Nozes, castanhas, avelãs — elas também precisam ficar de molho para hidratar. Aliás, é mais ou menos assim que se faz leite vegetal (aqui e aqui algumas possibilidades).

Água, leite de coco — ou um leite vegetal.

Linhaça — o segredo da linhaça é que ela ajuda na consistência gelatinosa. Basta deixar a linhaça num potinho com água dentro da geladeira. Por sinal, é um bom substituto para ovo em receitas.
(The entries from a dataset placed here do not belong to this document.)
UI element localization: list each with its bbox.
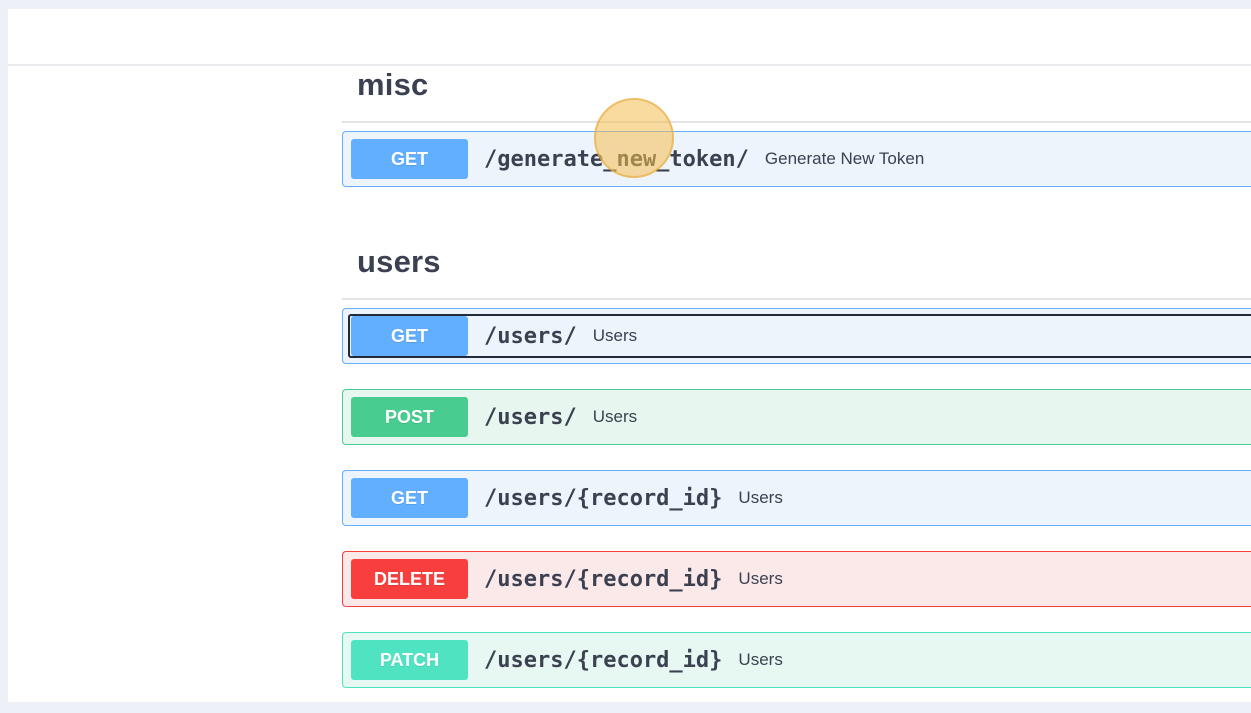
method-badge: GET xyxy=(351,478,468,518)
operation-path: /users/{record_id} xyxy=(484,647,723,673)
operation-path: /users/{record_id} xyxy=(484,566,723,592)
operation-summary: Users xyxy=(592,407,638,426)
section-header-misc[interactable]: misc xyxy=(342,64,1251,123)
operation-get-user-by-id[interactable]: GET /users/{record_id} Users xyxy=(342,470,1251,526)
top-bar xyxy=(8,9,1251,66)
method-badge: PATCH xyxy=(351,640,468,680)
operation-patch-user-by-id[interactable]: PATCH /users/{record_id} Users xyxy=(342,632,1251,688)
section-title: users xyxy=(357,244,441,279)
method-badge: POST xyxy=(351,397,468,437)
operation-delete-user-by-id[interactable]: DELETE /users/{record_id} Users xyxy=(342,551,1251,607)
operation-summary: Users xyxy=(738,488,783,507)
operation-path: /generate_new_token/ xyxy=(484,146,749,172)
operation-summary: Users xyxy=(738,650,783,669)
operation-summary: Users xyxy=(738,569,783,588)
method-badge: DELETE xyxy=(351,559,468,599)
operation-summary: Generate New Token xyxy=(764,149,925,168)
operation-post-users[interactable]: POST /users/ Users xyxy=(342,389,1251,445)
operation-path: /users/ xyxy=(484,323,577,349)
method-badge: GET xyxy=(351,139,468,179)
api-content: misc GET /generate_new_token/ Generate N… xyxy=(342,64,1251,713)
section-header-users[interactable]: users xyxy=(342,212,1251,300)
operation-path: /users/{record_id} xyxy=(484,485,723,511)
operation-summary: Users xyxy=(592,326,638,345)
operation-path: /users/ xyxy=(484,404,577,430)
operation-get-generate-new-token[interactable]: GET /generate_new_token/ Generate New To… xyxy=(342,131,1251,187)
section-title: misc xyxy=(357,67,429,102)
operation-get-users[interactable]: GET /users/ Users xyxy=(342,308,1251,364)
page: misc GET /generate_new_token/ Generate N… xyxy=(8,9,1251,702)
method-badge: GET xyxy=(351,316,468,356)
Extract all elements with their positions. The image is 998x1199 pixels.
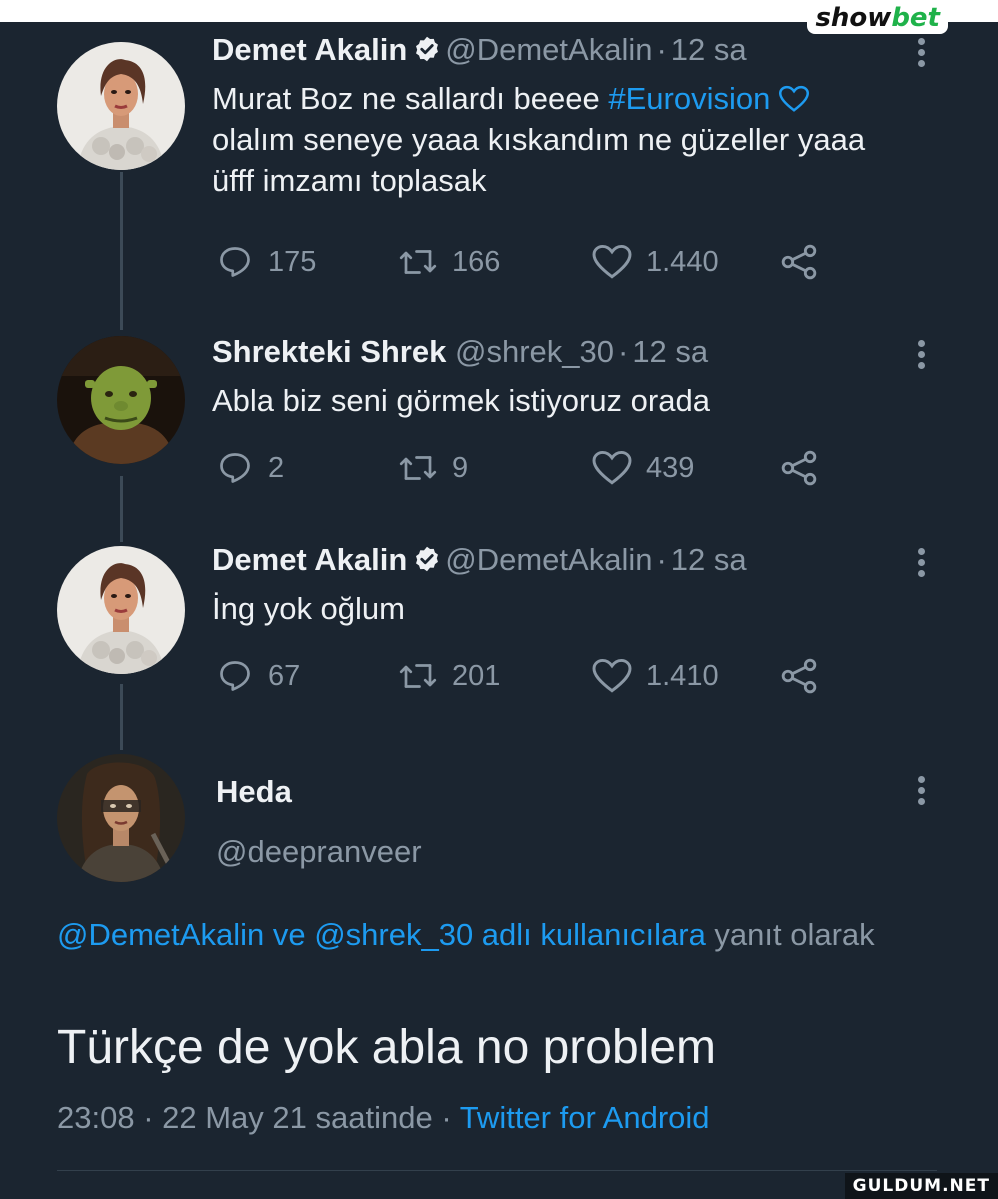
hashtag-link[interactable]: #Eurovision: [608, 81, 770, 116]
mention-link[interactable]: @DemetAkalin: [57, 917, 264, 952]
author-name[interactable]: Shrekteki Shrek: [212, 334, 446, 369]
like-count: 439: [646, 451, 695, 484]
tweet-time[interactable]: 12 sa: [671, 32, 747, 67]
like-icon: [592, 658, 632, 693]
tweet-3[interactable]: Demet Akalin @DemetAkalin · 12 sa İng yok o…: [0, 540, 998, 710]
tweet-text: Abla biz seni görmek istiyoruz orada: [212, 383, 710, 418]
retweet-count: 9: [452, 451, 469, 484]
retweet-icon: [399, 456, 437, 480]
share-icon: [781, 658, 817, 694]
reply-icon: [220, 453, 250, 483]
verified-badge-icon: [416, 36, 439, 62]
reply-icon: [220, 247, 250, 277]
more-options-icon[interactable]: [906, 34, 936, 74]
tweet-actions: 2 9 439: [212, 448, 852, 488]
author-name[interactable]: Demet Akalin: [212, 542, 407, 577]
share-button[interactable]: [780, 448, 832, 488]
reply-count: 175: [268, 245, 317, 278]
like-icon: [592, 244, 632, 279]
tweet-source[interactable]: Twitter for Android: [460, 1100, 710, 1135]
share-button[interactable]: [780, 242, 832, 282]
tweet-timestamp[interactable]: 23:08 · 22 May 21 saatinde: [57, 1100, 433, 1135]
retweet-icon: [399, 664, 437, 688]
separator-dot: ·: [656, 542, 667, 577]
share-button[interactable]: [780, 656, 832, 696]
like-button[interactable]: 1.440: [592, 242, 719, 282]
author-name[interactable]: Demet Akalin: [212, 32, 407, 67]
tweet-2[interactable]: Shrekteki Shrek @shrek_30 · 12 sa Abla biz…: [0, 332, 998, 502]
blue-heart-icon: [778, 85, 809, 112]
retweet-button[interactable]: 201: [398, 656, 500, 696]
retweet-button[interactable]: 166: [398, 242, 500, 282]
author-handle[interactable]: @shrek_30: [455, 334, 614, 369]
like-count: 1.410: [646, 659, 719, 692]
avatar-heda[interactable]: [57, 754, 185, 882]
tweet-text: İng yok oğlum: [212, 591, 405, 626]
tweet-actions: 67 201 1.410: [212, 656, 852, 696]
like-button[interactable]: 439: [592, 448, 694, 488]
verified-badge-icon: [416, 546, 439, 572]
tweet-time[interactable]: 12 sa: [632, 334, 708, 369]
tweet-meta: 23:08 · 22 May 21 saatinde · Twitter for…: [57, 1100, 710, 1135]
reply-button[interactable]: 175: [216, 242, 316, 282]
author-handle[interactable]: @deepranveer: [216, 832, 422, 872]
divider: [57, 1170, 937, 1171]
retweet-button[interactable]: 9: [398, 448, 468, 488]
separator-dot: ·: [617, 334, 629, 369]
author-name[interactable]: Heda: [216, 772, 292, 812]
tweet-1[interactable]: Demet Akalin @DemetAkalin · 12 sa Murat Boz…: [0, 30, 998, 320]
author-handle[interactable]: @DemetAkalin: [445, 542, 652, 577]
tweet-actions: 175 166 1.440: [212, 242, 852, 282]
retweet-count: 166: [452, 245, 501, 278]
reply-count: 2: [268, 451, 285, 484]
share-icon: [781, 244, 817, 280]
more-options-icon[interactable]: [906, 544, 936, 584]
reply-button[interactable]: 67: [216, 656, 300, 696]
reply-count: 67: [268, 659, 301, 692]
share-icon: [781, 450, 817, 486]
retweet-count: 201: [452, 659, 501, 692]
avatar-demet[interactable]: [57, 42, 185, 170]
avatar-demet[interactable]: [57, 546, 185, 674]
retweet-icon: [399, 250, 437, 274]
mention-link[interactable]: @shrek_30: [314, 917, 473, 952]
like-icon: [592, 450, 632, 485]
like-count: 1.440: [646, 245, 719, 278]
reply-context: @DemetAkalin ve @shrek_30 adlı kullanıcı…: [57, 917, 875, 952]
tweet-text: Murat Boz ne sallardı beeee #Eurovision …: [212, 81, 866, 198]
tweet-time[interactable]: 12 sa: [671, 542, 747, 577]
reply-button[interactable]: 2: [216, 448, 284, 488]
more-options-icon[interactable]: [906, 336, 936, 376]
like-button[interactable]: 1.410: [592, 656, 719, 696]
main-tweet-text: Türkçe de yok abla no problem: [57, 1021, 717, 1074]
more-options-icon[interactable]: [906, 772, 936, 812]
separator-dot: ·: [656, 32, 667, 67]
reply-icon: [220, 661, 250, 691]
author-handle[interactable]: @DemetAkalin: [445, 32, 652, 67]
site-watermark: GULDUM.NET: [844, 1173, 998, 1199]
avatar-shrek[interactable]: [57, 336, 185, 464]
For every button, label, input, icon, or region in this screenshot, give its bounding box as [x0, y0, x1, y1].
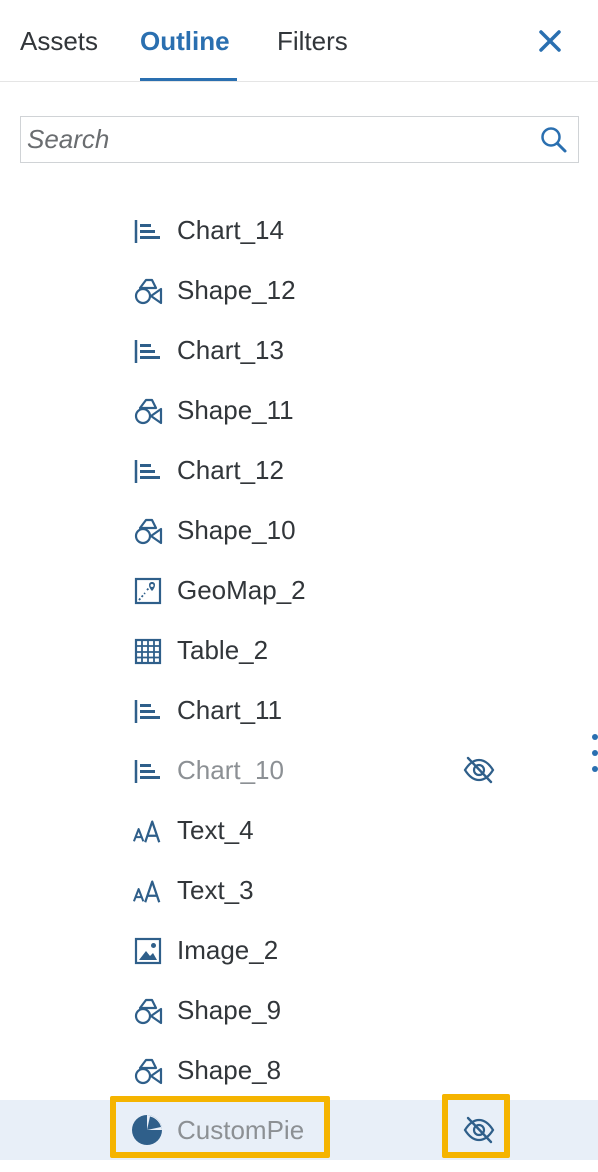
outline-item[interactable]: Shape_9: [0, 980, 598, 1040]
outline-item-label: Chart_10: [177, 755, 284, 785]
outline-item[interactable]: Chart_10: [0, 740, 598, 800]
outline-item-label: Table_2: [177, 635, 269, 665]
shape-icon: [134, 278, 163, 305]
highlight-box-visibility: [442, 1094, 510, 1158]
tab-assets[interactable]: Assets: [20, 24, 98, 58]
search-box: [20, 116, 579, 163]
outline-item[interactable]: GeoMap_2: [0, 560, 598, 620]
shape-icon: [134, 1058, 163, 1085]
shape-icon: [134, 398, 163, 425]
outline-item-label: Image_2: [177, 935, 279, 965]
outline-item[interactable]: Shape_10: [0, 500, 598, 560]
outline-item-label: Shape_9: [177, 995, 282, 1025]
outline-item[interactable]: Chart_12: [0, 440, 598, 500]
outline-list: Chart_14 Shape_12 Chart_13 Shape_11 Char…: [0, 200, 598, 1160]
outline-item[interactable]: Text_4: [0, 800, 598, 860]
tab-bar: Assets Outline Filters: [0, 0, 598, 82]
highlight-box-item: [110, 1096, 330, 1158]
chart-bar-icon: [134, 340, 160, 363]
outline-item[interactable]: Shape_12: [0, 260, 598, 320]
chart-bar-icon: [134, 760, 160, 783]
outline-item-label: Chart_13: [177, 335, 284, 365]
outline-item-label: Text_3: [177, 875, 254, 905]
outline-item-label: Shape_8: [177, 1055, 282, 1085]
outline-item-label: Text_4: [177, 815, 254, 845]
outline-item-label: GeoMap_2: [177, 575, 306, 605]
chart-bar-icon: [134, 460, 160, 483]
outline-item[interactable]: Shape_8: [0, 1040, 598, 1100]
table-icon: [134, 638, 162, 665]
outline-item[interactable]: Text_3: [0, 860, 598, 920]
tab-filters[interactable]: Filters: [277, 24, 348, 58]
eye-hidden-icon[interactable]: [462, 753, 496, 787]
outline-item-label: Shape_11: [177, 395, 294, 425]
text-icon: [133, 820, 161, 843]
close-icon[interactable]: [533, 24, 567, 58]
outline-item-label: Chart_11: [177, 695, 283, 725]
shape-icon: [134, 518, 163, 545]
outline-item[interactable]: Table_2: [0, 620, 598, 680]
search-input[interactable]: [27, 121, 527, 158]
outline-item[interactable]: Shape_11: [0, 380, 598, 440]
search-icon[interactable]: [539, 125, 569, 155]
outline-panel: Assets Outline Filters Chart_14: [0, 0, 598, 1172]
more-options-icon[interactable]: [588, 733, 598, 773]
chart-bar-icon: [134, 700, 160, 723]
outline-item[interactable]: Chart_14: [0, 200, 598, 260]
outline-item-selected[interactable]: CustomPie: [0, 1094, 598, 1160]
outline-item-label: Shape_10: [177, 515, 296, 545]
text-icon: [133, 880, 161, 903]
outline-item-label: Chart_14: [177, 215, 284, 245]
chart-bar-icon: [134, 220, 160, 243]
outline-item[interactable]: Image_2: [0, 920, 598, 980]
shape-icon: [134, 998, 163, 1025]
outline-item[interactable]: Chart_13: [0, 320, 598, 380]
outline-item[interactable]: Chart_11: [0, 680, 598, 740]
outline-item-label: Shape_12: [177, 275, 296, 305]
image-icon: [134, 937, 162, 965]
tab-outline[interactable]: Outline: [140, 24, 230, 58]
outline-item-label: Chart_12: [177, 455, 284, 485]
geomap-icon: [134, 577, 162, 605]
active-tab-indicator: [140, 78, 237, 81]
Isso sem falar nos benefícios nutricionais.

Diversos — qualquer coisa que combine com as outras coisinhas acima: gergelim, amaranto em flocos, coco ralado, cardamomo (combina com manga e banana, como no lassi indiano), canela, noz moscada. Depois de batido, tem vezes que misturo com esse creme de arroz molhado; fica ótimo.

Um bom liquidificador, potente e se possível com copo de vidro e modos para picar gelo e fazer smoothies.

Potinhos, colheres a postos e bom apetite!